Scanf syntax - %6d and %-6d and %0d

Question

What are the differences between using scanf with the following format specifiers, when the input being scanned is 123456 versus when it's 123:

• %6d
• %-6d
• %0d

What are the differences in the output?

Answer 1

The %-6d is an invalid format specifier. There are no format specifiers with - in them in scanf.

In %6d the 6 part is called maximum field width. It works with all format specifiers (not only with d) and specifies the maximum number of characters to read before any format-specific conversion is performed. For example, if input sequence is 1234567, then %3d will read and convert 123 and %6d will read and convert 123456.

The %0d is an invalid format specifier. Maximum field width in scanf must be a non-zero integer (see 7.19.6.2/3 in the language specification).

So, that leaves us with %6d as the only meaningful format specifier among the three you provided. Under these circumstances the question about differences in output (in results?) makes little sense.

EDIT: One can probably argue that in %-6d the -6 part is the maximum field width, which satisfies the standard requirement of being non-zero decimal integer. However, in C language terminology a decimal integer as a lexical element is a sequence of digits and digits only. It is not allowed to include a sign. I.e. neither -6 nor +6 are decimal integers. Every time you use -6 or +6 as integers in your program it is actually unary - and + operator lexeme followed by decimal integer lexeme. So, since the specification of scanf requires a non-zero decimal integer as maximum field width, it must be a sign-less integer.

Answer 2

I'll assume, like Arkadiy, that you really meant printf-style formatting, since you refer to "output". I'll also assume that you're using C (as the tag suggests).

If you run:

printf("%6d %-6d %0d", num1, num2);

...you'll end up with compiler errors (or, worse still, runtime bugs), as you haven't supplied enough arguments for three formats.

I've a feeling that that's not what you were asking, though. Let's assume that you actually run:

// (I've added some extra stuff to show how the formatting works.)
printf("'%6d'/'%-6d'/'%0d'", num2, num2, num2);

...you'll get:

'   123'/'123   '/'123'

Normally, if the field width (6 in this case) is wide enough, numbers are right-aligned, space-padded. If you put a '-' before the field width, they will be right-aligned, space-padded.

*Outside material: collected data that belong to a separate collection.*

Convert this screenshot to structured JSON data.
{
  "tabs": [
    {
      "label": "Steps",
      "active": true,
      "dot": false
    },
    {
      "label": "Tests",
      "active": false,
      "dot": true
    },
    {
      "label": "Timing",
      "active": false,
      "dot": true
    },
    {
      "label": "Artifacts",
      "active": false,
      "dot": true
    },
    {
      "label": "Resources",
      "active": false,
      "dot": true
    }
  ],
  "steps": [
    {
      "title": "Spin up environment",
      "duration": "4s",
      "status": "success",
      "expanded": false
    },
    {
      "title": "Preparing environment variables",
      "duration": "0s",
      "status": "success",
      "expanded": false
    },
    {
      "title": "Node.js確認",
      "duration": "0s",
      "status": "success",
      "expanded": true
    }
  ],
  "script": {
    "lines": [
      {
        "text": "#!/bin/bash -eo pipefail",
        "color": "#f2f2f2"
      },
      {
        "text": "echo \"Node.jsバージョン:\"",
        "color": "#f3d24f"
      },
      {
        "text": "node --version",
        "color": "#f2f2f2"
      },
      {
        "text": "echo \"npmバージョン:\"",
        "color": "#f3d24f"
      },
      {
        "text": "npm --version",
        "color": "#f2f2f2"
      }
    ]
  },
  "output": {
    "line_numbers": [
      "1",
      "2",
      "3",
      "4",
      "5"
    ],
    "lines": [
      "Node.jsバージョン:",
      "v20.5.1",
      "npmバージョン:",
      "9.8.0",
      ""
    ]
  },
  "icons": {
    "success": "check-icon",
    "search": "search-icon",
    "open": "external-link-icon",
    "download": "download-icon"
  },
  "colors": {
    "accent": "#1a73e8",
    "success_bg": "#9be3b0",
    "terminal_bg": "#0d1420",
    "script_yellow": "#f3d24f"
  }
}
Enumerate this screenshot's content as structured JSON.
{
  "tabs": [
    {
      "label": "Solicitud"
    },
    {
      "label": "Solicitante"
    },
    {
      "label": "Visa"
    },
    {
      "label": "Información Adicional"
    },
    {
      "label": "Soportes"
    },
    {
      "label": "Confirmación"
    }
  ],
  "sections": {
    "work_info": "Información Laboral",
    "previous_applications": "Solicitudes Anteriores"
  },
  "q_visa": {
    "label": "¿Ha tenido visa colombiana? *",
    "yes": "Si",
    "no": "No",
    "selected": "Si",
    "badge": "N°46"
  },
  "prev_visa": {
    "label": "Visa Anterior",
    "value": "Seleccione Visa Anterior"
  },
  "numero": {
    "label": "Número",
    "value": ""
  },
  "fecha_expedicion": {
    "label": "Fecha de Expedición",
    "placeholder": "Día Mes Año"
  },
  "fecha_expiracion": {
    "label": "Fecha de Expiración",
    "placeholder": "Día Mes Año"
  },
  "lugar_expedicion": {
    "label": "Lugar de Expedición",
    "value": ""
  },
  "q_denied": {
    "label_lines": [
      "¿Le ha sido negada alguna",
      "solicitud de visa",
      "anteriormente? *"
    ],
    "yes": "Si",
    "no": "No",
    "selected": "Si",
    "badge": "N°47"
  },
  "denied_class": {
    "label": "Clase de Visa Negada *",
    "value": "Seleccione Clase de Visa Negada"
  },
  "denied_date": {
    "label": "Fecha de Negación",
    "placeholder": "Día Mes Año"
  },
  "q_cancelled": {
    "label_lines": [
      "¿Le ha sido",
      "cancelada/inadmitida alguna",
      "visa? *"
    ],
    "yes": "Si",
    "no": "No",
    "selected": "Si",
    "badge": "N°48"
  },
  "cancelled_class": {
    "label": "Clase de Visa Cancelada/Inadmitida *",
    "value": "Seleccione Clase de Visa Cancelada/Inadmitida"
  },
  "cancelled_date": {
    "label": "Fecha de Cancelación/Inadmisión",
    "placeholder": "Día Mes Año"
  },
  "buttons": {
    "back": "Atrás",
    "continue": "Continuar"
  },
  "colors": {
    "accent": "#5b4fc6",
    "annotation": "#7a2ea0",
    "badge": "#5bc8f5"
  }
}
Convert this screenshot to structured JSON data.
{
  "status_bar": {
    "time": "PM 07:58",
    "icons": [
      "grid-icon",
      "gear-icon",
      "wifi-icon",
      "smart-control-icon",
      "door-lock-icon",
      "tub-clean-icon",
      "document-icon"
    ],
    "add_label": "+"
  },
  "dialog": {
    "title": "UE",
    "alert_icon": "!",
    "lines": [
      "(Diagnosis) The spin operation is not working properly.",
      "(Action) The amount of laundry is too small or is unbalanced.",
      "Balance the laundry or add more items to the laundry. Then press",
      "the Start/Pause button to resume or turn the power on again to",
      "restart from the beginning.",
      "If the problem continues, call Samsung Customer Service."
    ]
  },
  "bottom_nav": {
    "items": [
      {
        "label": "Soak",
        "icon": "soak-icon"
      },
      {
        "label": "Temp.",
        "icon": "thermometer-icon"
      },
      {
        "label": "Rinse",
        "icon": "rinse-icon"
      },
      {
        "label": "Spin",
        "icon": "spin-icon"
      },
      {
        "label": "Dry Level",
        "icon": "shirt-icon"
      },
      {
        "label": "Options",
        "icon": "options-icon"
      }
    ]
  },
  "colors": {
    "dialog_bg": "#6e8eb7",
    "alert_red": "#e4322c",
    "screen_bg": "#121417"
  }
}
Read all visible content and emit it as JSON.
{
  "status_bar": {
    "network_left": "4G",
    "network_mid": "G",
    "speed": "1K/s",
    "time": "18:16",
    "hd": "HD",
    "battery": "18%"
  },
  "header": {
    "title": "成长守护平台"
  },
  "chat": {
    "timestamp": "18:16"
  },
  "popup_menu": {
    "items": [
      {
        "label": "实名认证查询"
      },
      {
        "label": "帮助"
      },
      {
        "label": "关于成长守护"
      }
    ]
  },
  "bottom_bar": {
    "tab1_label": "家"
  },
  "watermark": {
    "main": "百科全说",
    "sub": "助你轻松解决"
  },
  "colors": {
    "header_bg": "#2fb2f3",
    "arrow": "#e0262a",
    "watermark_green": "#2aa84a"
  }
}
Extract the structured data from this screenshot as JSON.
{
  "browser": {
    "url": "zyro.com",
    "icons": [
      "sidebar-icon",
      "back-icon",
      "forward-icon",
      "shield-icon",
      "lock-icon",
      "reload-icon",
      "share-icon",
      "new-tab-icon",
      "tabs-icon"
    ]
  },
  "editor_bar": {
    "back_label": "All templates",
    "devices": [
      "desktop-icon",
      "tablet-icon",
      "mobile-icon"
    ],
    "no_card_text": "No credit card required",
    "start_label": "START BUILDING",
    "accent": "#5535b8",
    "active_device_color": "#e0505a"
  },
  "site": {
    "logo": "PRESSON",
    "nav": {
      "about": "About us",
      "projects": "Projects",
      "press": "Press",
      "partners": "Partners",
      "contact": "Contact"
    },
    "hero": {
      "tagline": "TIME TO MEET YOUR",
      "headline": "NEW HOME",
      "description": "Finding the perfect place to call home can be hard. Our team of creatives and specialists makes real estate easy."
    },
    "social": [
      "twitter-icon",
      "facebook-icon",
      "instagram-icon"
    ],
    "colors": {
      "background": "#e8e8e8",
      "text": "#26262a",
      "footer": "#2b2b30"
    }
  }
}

The subtlety here is in the "%0d" format. You might think you're specifying a zero-width field...and you'd be wrong. The first thing after the '%' is an option flag, and '0' is a valid flag. It means, "If the field width is wider than the content, left-pad with zeroes." In this case, you haven't supplied a field width (the '0' is a flag, remember?), so the '0' flag has no effect: the field will be as wide as the content requires.

There's an even worse subtlety, though. If you specified "%-06d", you'd get right-padding with zeroes, right? Um, no. The '-' flag overrides the '0' flag, whichever order they're supplied. You'd get '123   '.

Answer 3

Both %-6d and %0d are invalid conversion specifications for scanf, so the behavior for those cases will be undefined. See the language standard, § 7.19.6.2, ¶ 3.

Answer 4

I ended up just trying it with GCC 4.3.4, and got the following:

• %6d: Works fine; only reads 6 characters (so if you try to read 123456789 it will only read 123456)

• %-6d: Emits the warning:

  warning: unknown conversion type character '-' in format
  

  Doesn't read anything, and the int being written to is unmodified

• %0d: Emits the warning:

  warning: zero width in scanf format
  

  Reads as though there were no width in the format specifier (%d)

I haven't checked the spec to see if those results are mandated or just how GCC handles it (EDIT: AndreyT found it)

Answer 5

Here's what I think will happen: %6d will get you the first 6 digits of the number, %-6d will probably not work as you expect, since - is more of an output alignment specifier. %0d would mean you want only 0 characters, which would probably not work as expected.